Thursday, February 23, 2006

 

Vocalists Can Learn Guitar Easily - Article

Vocalists need accompaniment – it’s a fact. Acapella is fine – to a point. Accompanists are great too – when you have one handy. For those times when a chord or note is needed, there’s no handier instrument than guitar. After all, you can’t sling a piano over your shoulder on a strap. Guitar accompaniment for a singer need not be a daunting task, either. Too many have given up the prospect of self accompaniment on guitar because the start-up phase – the critical one which builds self-confidence – was too difficult. In sets frustration, due to slow progress, and ultimately, defeat. The shiny new guitar sits on the stand or lies in the case, untouched.

Those who find success are those who may be more technically dexterous or adept. Those initial hand and finger positions are crucial to success on guitar. For singers more challenged in this area, or for those looking to expand their horizons, there is an alternative –as in, alternative tunings for that under-utilized guitar.

Long before I learned to warble, I yearned to play guitar, with little success. Strumming wasn’t the problem. Fingering was. There were too many to remember. Too many to master. Guitar seemed out of reach. To my surprise, I discovered, with a little research, that guitars could be tuned different ways. I made the connection that perhaps it was the tuning of the guitar that was holding me back. A simpler tuning may just provide the breakthrough for an aspiring guitarist.

After much experimentation, I found one tuning to be most useful. Open-D is a simple alteration of standard guitar tuning:

Standard guitar tuning (low to high strings) - E A D G B E

Open D guitar tuning (low to high strings) - D A D F# A D

Notice that two of the strings on your guitar stay the same (A and D). That’s your starting point for the switch. The rest become a matter of adjusting the other four strings lower, to become a D major chord. From there, let the strumming begin.

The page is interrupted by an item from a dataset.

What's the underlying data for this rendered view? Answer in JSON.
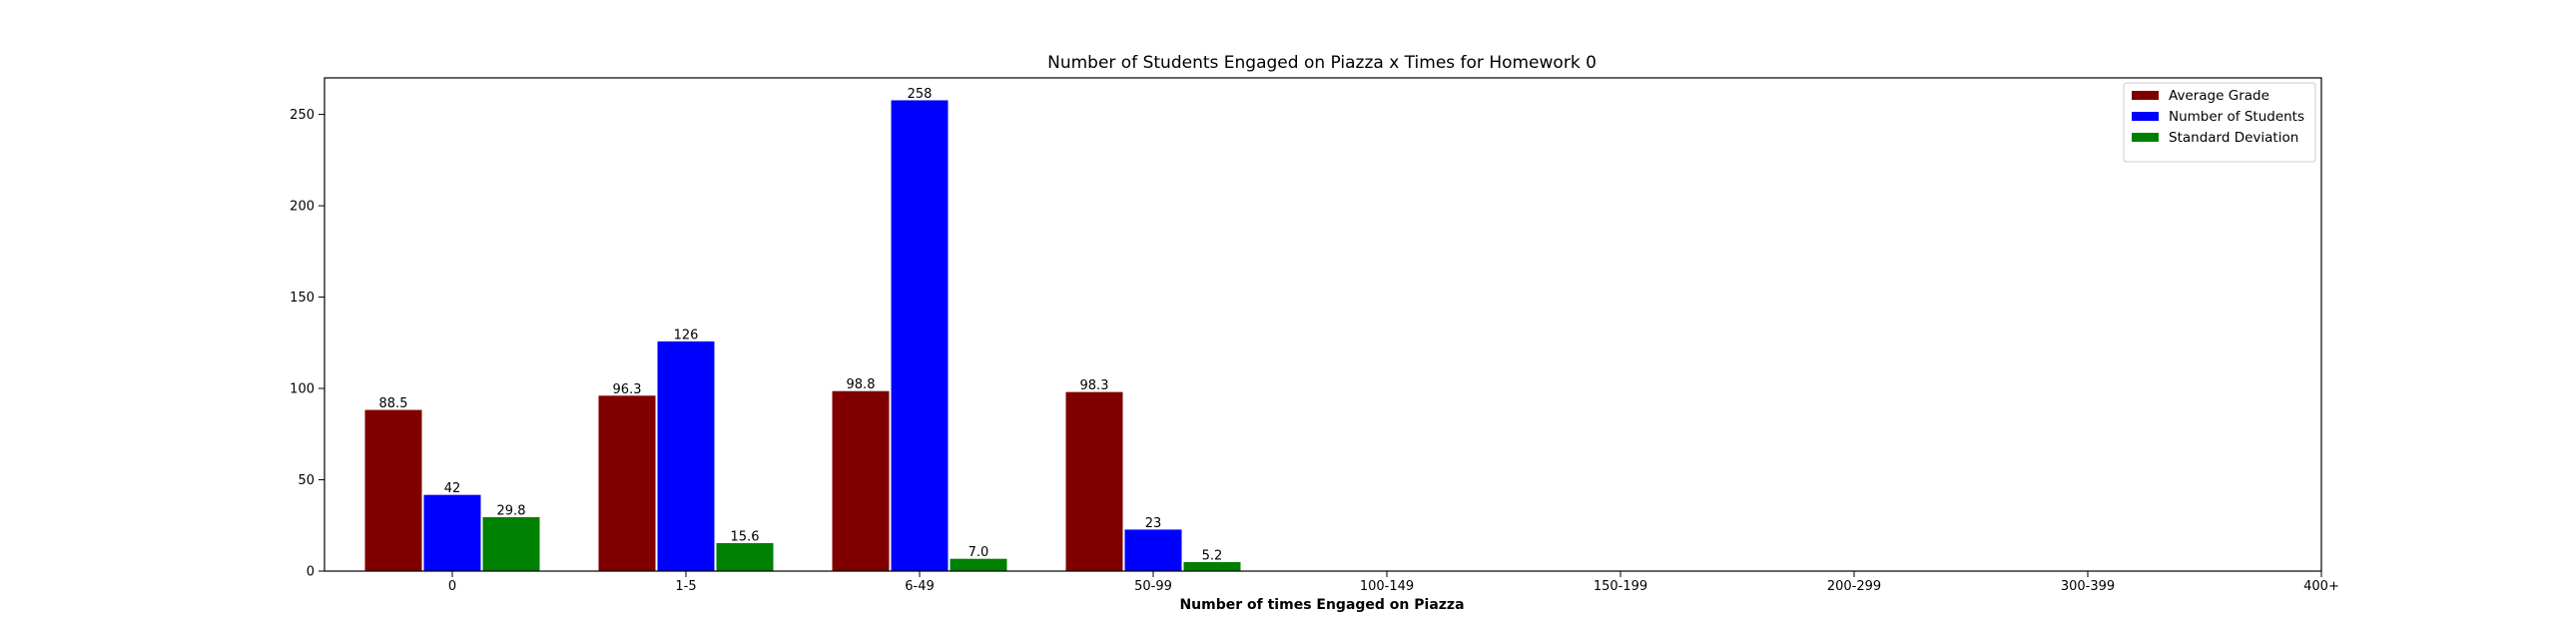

Notice that now the four highest strings represent at D-major triad (with an octave for a nice complete arpeggio). That chord can be transposed up the neck of your guitar with a single finger (index finger recommended but some people feel their middle finger is stronger). This is the backbone of open-D guitar playing. It’s also the major simplification. There are now, for major chords, no fingerings to memorize, no technique to learn, no acclimatizing fingers to various curves and stretches. Your training, at the outset, is getting one finger to press straight against as many or few guitar strings as is comfortable. It doesn’t get any easier than that, anywhere in the guitar world.

Now the versatility of open-D guitar tuning should start to become apparent. Changes to that basic major chord are just another finger away, on any string. You can create new chords through sheer experimentation, although I have written a fairly comprehensive Chord Book which goes along with my method book Guitar-eze – A Simpler Way to Approach to Playing the Guitar. Chords can be built off that one-finger starting point, limited only by your imagination. With the repeating strings (in open-D, you have three Ds and two As to work with) many different chord textures and sounds can be created with just a simple string shift of one finger. The big bonus is that you can see the changes you’re creating. Knowing that each fret on your guitar represents a semi-tone, you’ll now “see” how the shift of one finger on a particular fret creates that new chord . Augment, suspend, major sixth, etc., to your heart’s delight.

For composing, I find that open-D tuned guitar is even more useful than a piano (and a little more portable, for those sunny days out in a meadow or down by the seaside). Truly a versatile way to play guitar, and far simpler, especially at the outset. For vocalists, it might just be the guitar breakthrough they’ve been dreaming of. Get that guitar out the case, re-tune it to open-D and get strummin’.